Как это все будет выглядеть в будущем? Пушкин сейчас об этом не думал. Скорее, напротив, манила его именно дикость нового края, его романтичность. Он вспоминал приподнятые строфы Державина и летучие наброски Жуковского. Иногда возникали и свои отдельные строки; он им пока не придавал никакого значения.
Александр, так же как и Раевский, купался в горячей сернистой воде, с трудом сохраняя то спокойное положение тела, которое строго–настрого предписывал Рудыковский. Ему больше нравилось, как на уступе горы каких–нибудь смельчаков опускали на блоке в корзинах в глубокий, сильно пахнувший серой провал, точно закидывали туда огромную вершу. Очень его подмывало и самому совершить воздушное это путешествие и покупаться в подземной «болотине». Николай не без труда от этого отговорил его.
Первобытность здешнего быта пленяла собою все еще юного Пушкина. Он мог вести с пожилыми людьми дельную беседу о войне и политике, горячо и самозабвенно спорить о литературе, и в то же время в нем был жив еще мальчик, с наслаждением пивший воду источника из берестового ковша или разбитой бутылки; и то, как при этом свежо пахла кора или блестело на солнце стекло, — все эти милые пустяки радовали его и веселили.

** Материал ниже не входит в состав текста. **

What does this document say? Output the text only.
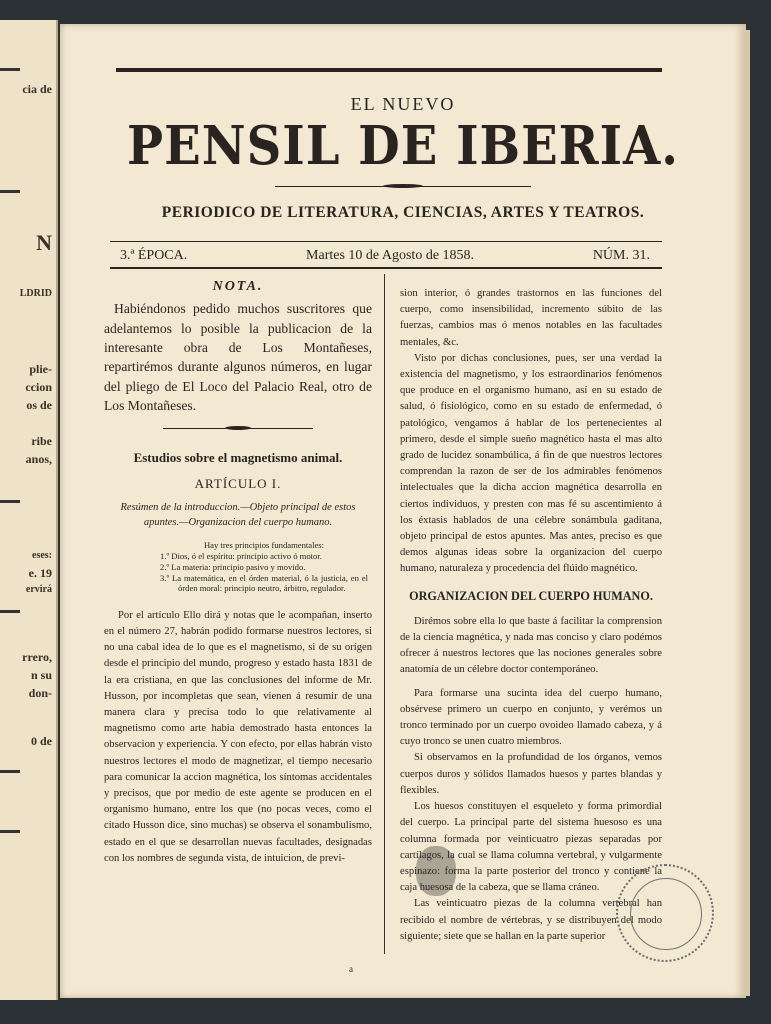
cia de
N
LDRID
plie-
ccion
os de
ribe
anos,
eses:
e. 19
ervirá
rrero,
n su
don-
0 de
EL NUEVO
PENSIL DE IBERIA.
PERIODICO DE LITERATURA, CIENCIAS, ARTES Y TEATROS.
3.ª ÉPOCA.	Martes 10 de Agosto de 1858.	NÚM. 31.
NOTA.

Habiéndonos pedido muchos suscritores que adelantemos lo posible la publicacion de la interesante obra de Los Montañeses, repartirémos durante algunos números, en lugar del pliego de El Loco del Palacio Real, otro de Los Montañeses.

Estudios sobre el magnetismo animal.
ARTÍCULO I.
Resúmen de la introduccion.—Objeto principal de estos apuntes.—Organizacion del cuerpo humano.
Hay tres principios fundamentales:

1.º Dios, ó el espíritu: principio activo ó motor.

2.º La materia: principio pasivo y movido.

3.º La matemática, en el órden material, ó la justicia, en el órden moral: principio neutro, árbitro, regulador.

Por el artículo Ello dirá y notas que le acompañan, inserto en el número 27, habrán podido formarse nuestros lectores, si no una cabal idea de lo que es el magnetismo, si de su orígen desde el principio del mundo, progreso y estado hasta 1831 de la era cristiana, en que las conclusiones del informe de Mr. Husson, por incompletas que sean, vienen á resumir de una manera clara y precisa todo lo que relativamente al magnetismo como arte habia demostrado hasta entonces la observacion y experiencia. Y con efecto, por ellas habrán visto nuestros lectores el modo de magnetizar, el tiempo necesario para comunicar la accion magnética, los síntomas accidentales y precisos, que por medio de este agente se producen en el organismo humano, entre los que (no pocas veces, como el citado Husson dice, sino muchas) se observa el sonambulismo, estado en el que se desarrollan nuevas facultades, designadas con los nombres de segunda vista, de intuicion, de previ-

sion interior, ó grandes trastornos en las funciones del cuerpo, como insensibilidad, incremento súbito de las fuerzas, cambios mas ó menos notables en las facultades mentales, &c.

Visto por dichas conclusiones, pues, ser una verdad la existencia del magnetismo, y los estraordinarios fenómenos que produce en el organismo humano, así en su estado de salud, ó fisiológico, como en su estado de enfermedad, ó patológico, vengamos á hablar de los pertenecientes al primero, desde el simple sueño magnético hasta el mas alto grado de lucidez sonambúlica, á fin de que nuestros lectores comprendan la razon de ser de los admirables fenómenos intelectuales que la dicha accion magnética desarrolla en ciertos individuos, y presten con mas fé su ascentimiento á los éxtasis hablados de una célebre sonámbula gaditana, objeto principal de estos apuntes. Mas antes, preciso es que demos algunas ideas sobre la organizacion del cuerpo humano, naturaleza y procedencia del flúido magnético.

ORGANIZACION DEL CUERPO HUMANO.

Dirémos sobre ella lo que baste á facilitar la comprension de la ciencia magnética, y nada mas conciso y claro podémos ofrecer á nuestros lectores que las nociones generales sobre anatomía de un célebre doctor contemporáneo.

Para formarse una sucinta idea del cuerpo humano, obsérvese primero un cuerpo en conjunto, y verémos un tronco terminado por un cuerpo ovoideo llamado cabeza, y á cuyo tronco se unen cuatro miembros.

Si observamos en la profundidad de los órganos, vemos cuerpos duros y sólidos llamados huesos y partes blandas y flexibles.

Los huesos constituyen el esqueleto y forma primordial del cuerpo. La principal parte del sistema huesoso es una columna formada por veinticuatro piezas separadas por cartílagos, la cual se llama columna vertebral, y vulgarmente espinazo: forma la parte posterior del tronco y contiene la caja huesosa de la cabeza, que se llama cráneo.

Las veinticuatro piezas de la columna vertebral han recibido el nombre de vértebras, y se distribuyen del modo siguiente; siete que se hallan en la parte superior

a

Да, хорошо было и на людях, к которым привык, которых и уважал, но вольное полное наслаждение было, когда в сотоварищи брал он себе только простор — горы и лес, уединенный источник. Слишком многое в ту пору томило его, а разрешение не давалось. И, вопреки самому себе, всему своему складу, характеру, живому, общительному, часто искал он уединения.
Птицы в лесах ни о чем его не вопрошали; кустарник шумел сам по себе; воды лились непрестанно журчащей мелодией, не заботясь о слушателе.
Еще раз отсюда, издалека, обозревал он свою недавнюю петербургскую жизнь, работу над первой большой поэмой, так высоко оцененной Жуковским; удачи и увлечения; сплетни и клевету; грозившую ему кару и помощь друзей. Все это он помянул, наконец, в небольшом лирическом эпилоге к своему «Руслану»: был такой час на его новом Парнасе, — как он прозвал любимую свою гору Бештау, — когда это все отстоялось и запросилось в стихи, а вскоре затем непроизвольно легло и на бумагу.